BY NAVEEN KUMAR
In his new play Mothers and Sons, which opened on Broadway March 24 at the Golden Theatre, Terrence McNally offers a present snapshot of lives affected by the height of the AIDS crisis—a mother who lost her son in his prime, and the lover who survived him to eventually start his own family. While voicing a crucial chapter in LGBT history that bears repeating, the play feels more like a set of talking points about affluent gay male experience than a well-crafted drama.
A wry, acerbic Tyne Daly is the play's emotional center (and indisputable highlight) as Katharine Gerard, the stubbornly intolerant mother to Andre, who died 20 years before the show begins. She arrives unannounced on the doorstep of her son's lover Cal (Frederick Weller), who cared for him until his death. Cal has a husband now, Will (Bobby Steggert), 15 years his junior, and a 6-year-old son Bud (Grayson Taylor).

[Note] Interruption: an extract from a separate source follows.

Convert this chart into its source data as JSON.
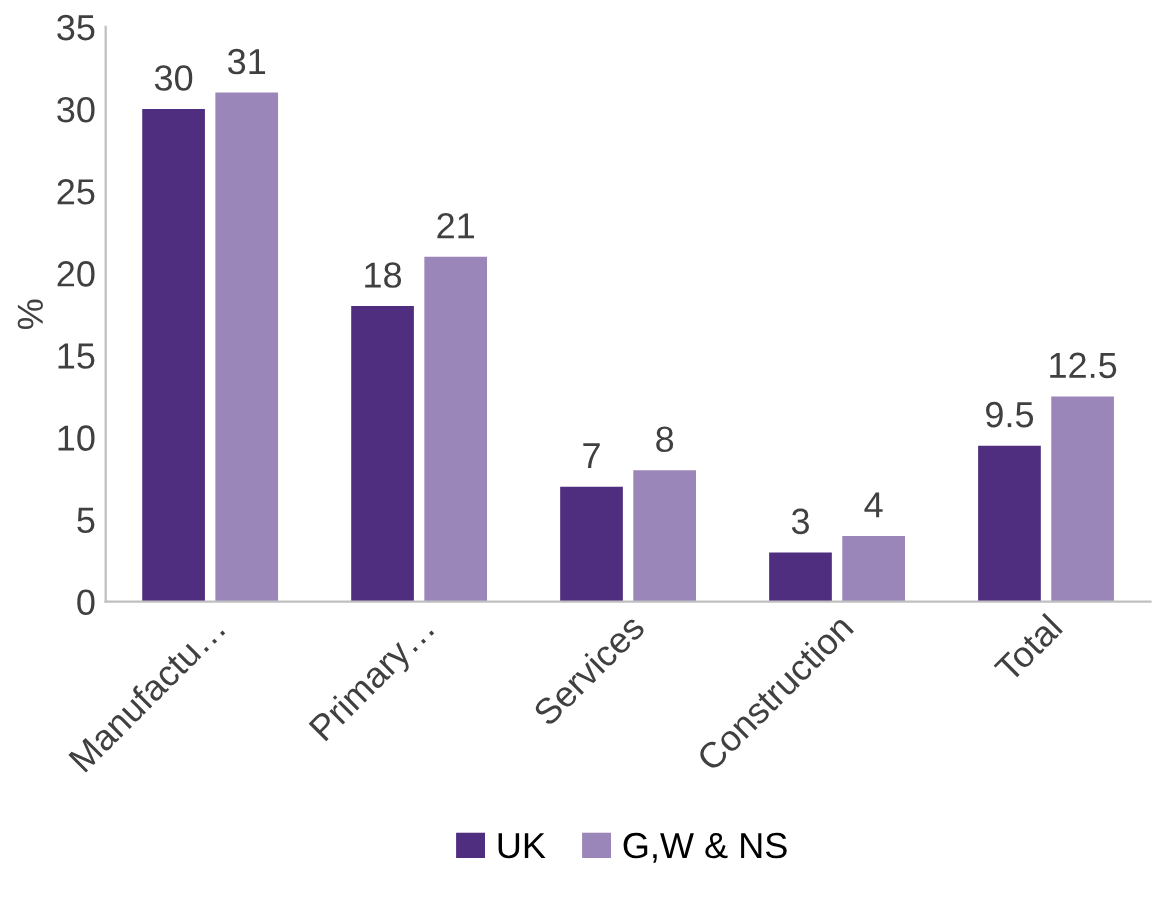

Ensconced in a massive, tasteful apartment (designed by John Lee Beatty) with a sweeping view of Central Park, by all accounts the young family couldn't be happier. Cal is a successful money manger, Will is a stay-at-home writer-cum-full-time father, and Bud is so utterly self-possessed he could be a poster child for This Gay American Life.

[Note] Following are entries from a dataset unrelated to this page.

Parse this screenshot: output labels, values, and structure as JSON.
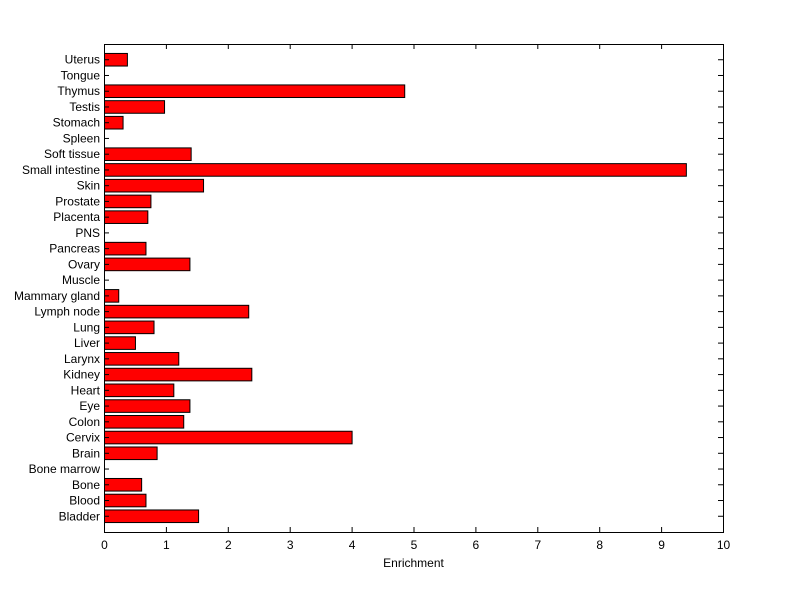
{
  "chart_data": {
    "type": "bar",
    "orientation": "horizontal",
    "title": "",
    "xlabel": "Enrichment",
    "ylabel": "",
    "xlim": [
      0,
      10
    ],
    "xticks": [
      0,
      1,
      2,
      3,
      4,
      5,
      6,
      7,
      8,
      9,
      10
    ],
    "grid": false,
    "bar_color": "#ff0000",
    "bar_edge_color": "#000000",
    "categories": [
      "Bladder",
      "Blood",
      "Bone",
      "Bone marrow",
      "Brain",
      "Cervix",
      "Colon",
      "Eye",
      "Heart",
      "Kidney",
      "Larynx",
      "Liver",
      "Lung",
      "Lymph node",
      "Mammary gland",
      "Muscle",
      "Ovary",
      "Pancreas",
      "PNS",
      "Placenta",
      "Prostate",
      "Skin",
      "Small intestine",
      "Soft tissue",
      "Spleen",
      "Stomach",
      "Testis",
      "Thymus",
      "Tongue",
      "Uterus"
    ],
    "values": [
      1.52,
      0.67,
      0.6,
      0,
      0.85,
      4.0,
      1.28,
      1.38,
      1.12,
      2.38,
      1.2,
      0.5,
      0.8,
      2.33,
      0.23,
      0,
      1.38,
      0.67,
      0,
      0.7,
      0.75,
      1.6,
      9.4,
      1.4,
      0,
      0.3,
      0.97,
      4.85,
      0,
      0.37
    ]
  }
}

And so, of course, history comes knocking. Why Katharine stops by and what she wants remain something of a mystery throughout, but mostly it's to drum up ghosts and open old wounds. Hers, it seems, have never healed, and she quickly resents Cal for moving on and starting a family with Will.
Ms. Daly is top notch, her dry wit and razor sharp delivery bringing to mind another Katharine — Hepburn, just past her prime fighting years. Her ability to draw out our sympathy for a prickly, somewhat bigoted and often bitter woman is impressive, especially given her role as the play's antagonist in an argument for progress.
In all fairness to Katharine, that argument is mostly one-sided, as she becomes a sounding board with her stockings firmly planted on the wrong side of history. The evening's bullet points fly at her from two directions—from Cal, who saw many of his peers die from AIDS, and Will, who grew up with a Millennial's expectations of a gay life not much different from those of his straight peers.
Where Katharine's arsenal is full of biting, amusing one-liners, Cal and Will speak as though life were a sort of elite cocktail party where being pedantic is part of the dress code. While we're surely on board with most everything they say, it's hard to really get behind them (except maybe to slip away and find someone less self-serious to mingle with).
For those, like Katharine, with a ways to go in opening their minds, McNally provides worthwhile, critical instruction. Though the play's rallying cry for tolerance, and for respect to those we lost in our culture war's most gruesome era would be that much more moving and persuasive were its gay characters a bit more flesh and blood.